En materia de equipamiento de seguridad y asistencias a la conducción, está por encima de algunos de sus competidores. Arkana tiene 6 airbags; control de velocidad crucero adaptativo; alertas de punto ciego y de tráfico cruzado trasero; frenado autónomo de emergencia que detecta peatones y hasta ciclistas además del mantenimiento de carril. Las funciones de limitador de velocidad y crucero operan curiosamente desde la misma tecla, en los comandos del volante prolijamente forrado en cuero. Los sensores de proximidad se complementan con cámara 360 grados para el momento del estacionamiento.
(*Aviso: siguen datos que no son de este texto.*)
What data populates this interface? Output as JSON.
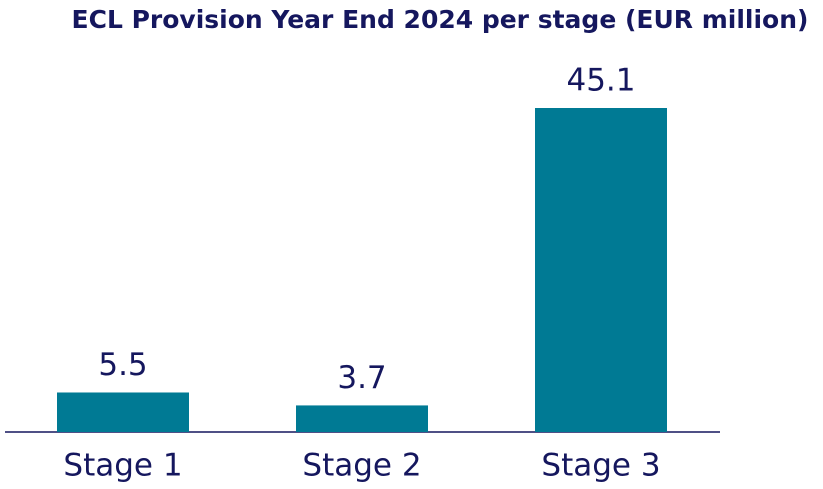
{
  "chart_data": {
    "type": "bar",
    "title": "ECL Provision Year End 2024 per stage (EUR million)",
    "categories": [
      "Stage 1",
      "Stage 2",
      "Stage 3"
    ],
    "values": [
      5.5,
      3.7,
      45.1
    ],
    "color": "#007a94"
  }
}
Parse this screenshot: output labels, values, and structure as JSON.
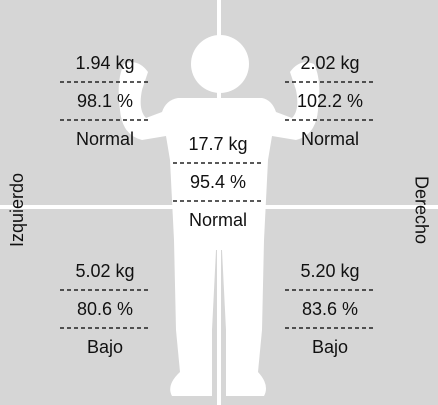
{
  "side_labels": {
    "left": "Izquierdo",
    "right": "Derecho"
  },
  "segments": [
    {
      "mass": "1.94 kg",
      "percent": "98.1 %",
      "status": "Normal"
    },
    {
      "mass": "2.02 kg",
      "percent": "102.2 %",
      "status": "Normal"
    },
    {
      "mass": "17.7 kg",
      "percent": "95.4 %",
      "status": "Normal"
    },
    {
      "mass": "5.02 kg",
      "percent": "80.6 %",
      "status": "Bajo"
    },
    {
      "mass": "5.20 kg",
      "percent": "83.6 %",
      "status": "Bajo"
    }
  ]
}
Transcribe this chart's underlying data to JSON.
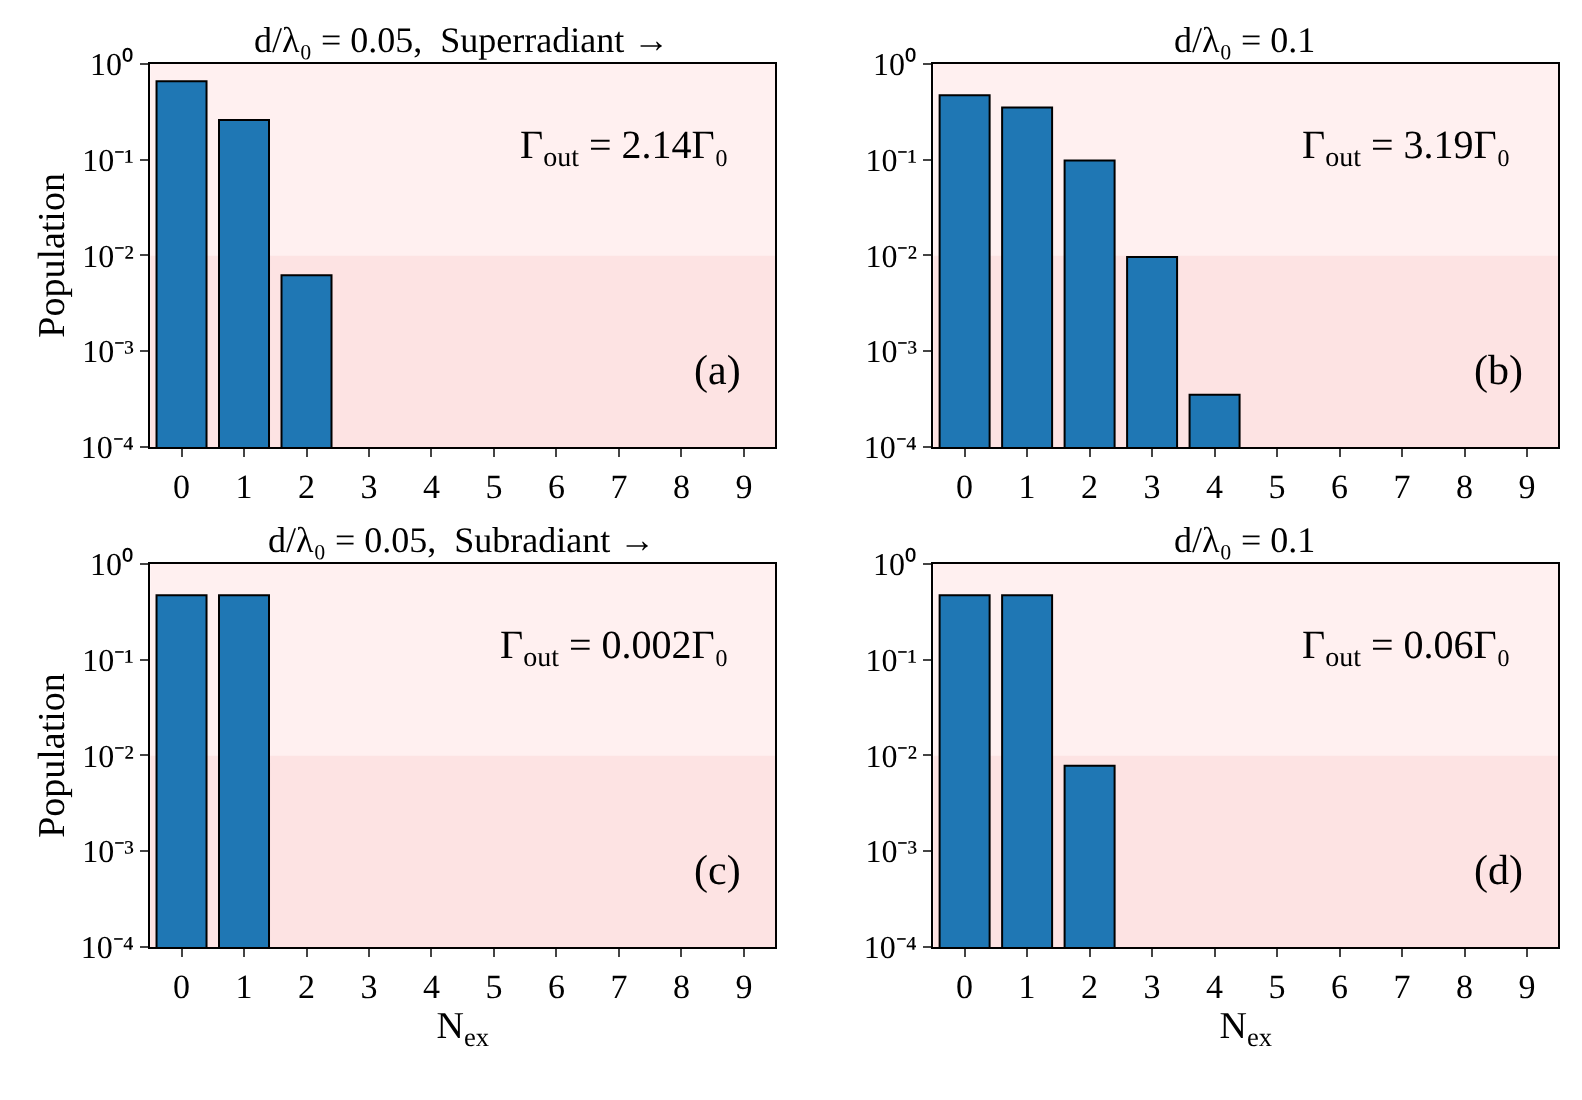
{
  "chart_data": [
    {
      "type": "bar",
      "title": "d/λ₀ = 0.05,  Superradiant →",
      "ylabel": "Population",
      "categories": [
        "0",
        "1",
        "2",
        "3",
        "4",
        "5",
        "6",
        "7",
        "8",
        "9"
      ],
      "values": [
        0.66,
        0.26,
        0.0062,
        null,
        null,
        null,
        null,
        null,
        null,
        null
      ],
      "color": "#1f77b4",
      "log": true,
      "ylim": [
        0.0001,
        1
      ],
      "yticks": [
        {
          "value": 0.0001,
          "label": "10⁻⁴"
        },
        {
          "value": 0.001,
          "label": "10⁻³"
        },
        {
          "value": 0.01,
          "label": "10⁻²"
        },
        {
          "value": 0.1,
          "label": "10⁻¹"
        },
        {
          "value": 1,
          "label": "10⁰"
        }
      ],
      "bands": [
        {
          "axis": "y",
          "from": 0.01,
          "to": 1,
          "color": "#fff0f0"
        },
        {
          "axis": "y",
          "from": 0.0001,
          "to": 0.01,
          "color": "#fde3e3"
        }
      ],
      "annotations": [
        "Γ$_{out}$ = 2.14Γ₀",
        "(a)"
      ]
    },
    {
      "type": "bar",
      "title": "d/λ₀ = 0.1",
      "categories": [
        "0",
        "1",
        "2",
        "3",
        "4",
        "5",
        "6",
        "7",
        "8",
        "9"
      ],
      "values": [
        0.47,
        0.35,
        0.098,
        0.0096,
        0.00035,
        null,
        null,
        null,
        null,
        null
      ],
      "color": "#1f77b4",
      "log": true,
      "ylim": [
        0.0001,
        1
      ],
      "yticks": [
        {
          "value": 0.0001,
          "label": "10⁻⁴"
        },
        {
          "value": 0.001,
          "label": "10⁻³"
        },
        {
          "value": 0.01,
          "label": "10⁻²"
        },
        {
          "value": 0.1,
          "label": "10⁻¹"
        },
        {
          "value": 1,
          "label": "10⁰"
        }
      ],
      "bands": [
        {
          "axis": "y",
          "from": 0.01,
          "to": 1,
          "color": "#fff0f0"
        },
        {
          "axis": "y",
          "from": 0.0001,
          "to": 0.01,
          "color": "#fde3e3"
        }
      ],
      "annotations": [
        "Γ$_{out}$ = 3.19Γ₀",
        "(b)"
      ]
    },
    {
      "type": "bar",
      "title": "d/λ₀ = 0.05,  Subradiant →",
      "ylabel": "Population",
      "xlabel": "N$_{ex}$",
      "categories": [
        "0",
        "1",
        "2",
        "3",
        "4",
        "5",
        "6",
        "7",
        "8",
        "9"
      ],
      "values": [
        0.47,
        0.47,
        null,
        null,
        null,
        null,
        null,
        null,
        null,
        null
      ],
      "color": "#1f77b4",
      "log": true,
      "ylim": [
        0.0001,
        1
      ],
      "yticks": [
        {
          "value": 0.0001,
          "label": "10⁻⁴"
        },
        {
          "value": 0.001,
          "label": "10⁻³"
        },
        {
          "value": 0.01,
          "label": "10⁻²"
        },
        {
          "value": 0.1,
          "label": "10⁻¹"
        },
        {
          "value": 1,
          "label": "10⁰"
        }
      ],
      "bands": [
        {
          "axis": "y",
          "from": 0.01,
          "to": 1,
          "color": "#fff0f0"
        },
        {
          "axis": "y",
          "from": 0.0001,
          "to": 0.01,
          "color": "#fde3e3"
        }
      ],
      "annotations": [
        "Γ$_{out}$ = 0.002Γ₀",
        "(c)"
      ]
    },
    {
      "type": "bar",
      "title": "d/λ₀ = 0.1",
      "xlabel": "N$_{ex}$",
      "categories": [
        "0",
        "1",
        "2",
        "3",
        "4",
        "5",
        "6",
        "7",
        "8",
        "9"
      ],
      "values": [
        0.47,
        0.47,
        0.0078,
        null,
        null,
        null,
        null,
        null,
        null,
        null
      ],
      "color": "#1f77b4",
      "log": true,
      "ylim": [
        0.0001,
        1
      ],
      "yticks": [
        {
          "value": 0.0001,
          "label": "10⁻⁴"
        },
        {
          "value": 0.001,
          "label": "10⁻³"
        },
        {
          "value": 0.01,
          "label": "10⁻²"
        },
        {
          "value": 0.1,
          "label": "10⁻¹"
        },
        {
          "value": 1,
          "label": "10⁰"
        }
      ],
      "bands": [
        {
          "axis": "y",
          "from": 0.01,
          "to": 1,
          "color": "#fff0f0"
        },
        {
          "axis": "y",
          "from": 0.0001,
          "to": 0.01,
          "color": "#fde3e3"
        }
      ],
      "annotations": [
        "Γ$_{out}$ = 0.06Γ₀",
        "(d)"
      ]
    }
  ]
}
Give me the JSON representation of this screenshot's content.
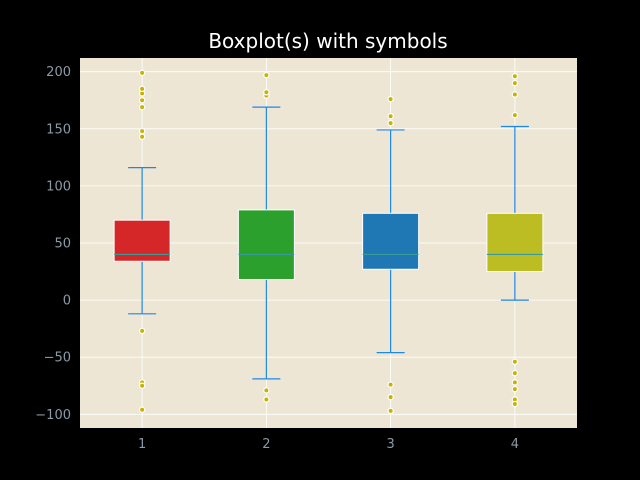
{
  "chart_data": {
    "type": "box",
    "title": "Boxplot(s) with symbols",
    "xlabel": "",
    "ylabel": "",
    "categories": [
      "1",
      "2",
      "3",
      "4"
    ],
    "ylim": [
      -112,
      212
    ],
    "yticks": [
      -100,
      -50,
      0,
      50,
      100,
      150,
      200
    ],
    "ytick_labels": [
      "−100",
      "−50",
      "0",
      "50",
      "100",
      "150",
      "200"
    ],
    "grid": true,
    "boxes": [
      {
        "category": "1",
        "whisker_low": -12,
        "q1": 34,
        "median": 40,
        "q3": 70,
        "whisker_high": 116,
        "color": "#d62728",
        "fliers": [
          -27,
          -72,
          -75,
          -96,
          143,
          148,
          169,
          175,
          181,
          185,
          199
        ]
      },
      {
        "category": "2",
        "whisker_low": -69,
        "q1": 18,
        "median": 40,
        "q3": 79,
        "whisker_high": 169,
        "color": "#2ca02c",
        "fliers": [
          -79,
          -87,
          179,
          182,
          197
        ]
      },
      {
        "category": "3",
        "whisker_low": -46,
        "q1": 27,
        "median": 40,
        "q3": 76,
        "whisker_high": 149,
        "color": "#1f77b4",
        "fliers": [
          -74,
          -85,
          -97,
          155,
          161,
          176
        ]
      },
      {
        "category": "4",
        "whisker_low": 0,
        "q1": 25,
        "median": 40,
        "q3": 76,
        "whisker_high": 152,
        "color": "#bcbd22",
        "fliers": [
          -54,
          -64,
          -72,
          -78,
          -87,
          -91,
          162,
          180,
          190,
          196
        ]
      }
    ]
  },
  "colors": {
    "figure_background": "#000000",
    "axes_background": "#ede6d4",
    "grid": "#ffffff",
    "whisker": "#1e88e5",
    "median": "#3a9a9a",
    "flier": "#c8b400",
    "tick_label": "#8a9aa6"
  }
}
El andar del Arkana es estable, seguro, con un conjunto de sensaciones que se despiertan desde las butacas delanteras eléctricas que llevan impreso el logo de Alpine en el respaldo, para recordarnos a Franco Colapinto en esa escudería del Grupo Renault. Además, registra un buen poder de pique en la aceleración. Sentirse en un Alpine, es percibirse como muy observado por la belleza de la silueta y un porte con cierta musculatura. Son esas cualidades que convierten a este automóvil en un objeto de deseo, en especial cuando su precio es de 57 millones de pesos. Arkana también puede ser una buena elección, como cuando tomamos del mazo la misteriosa carta con el arcano correcto.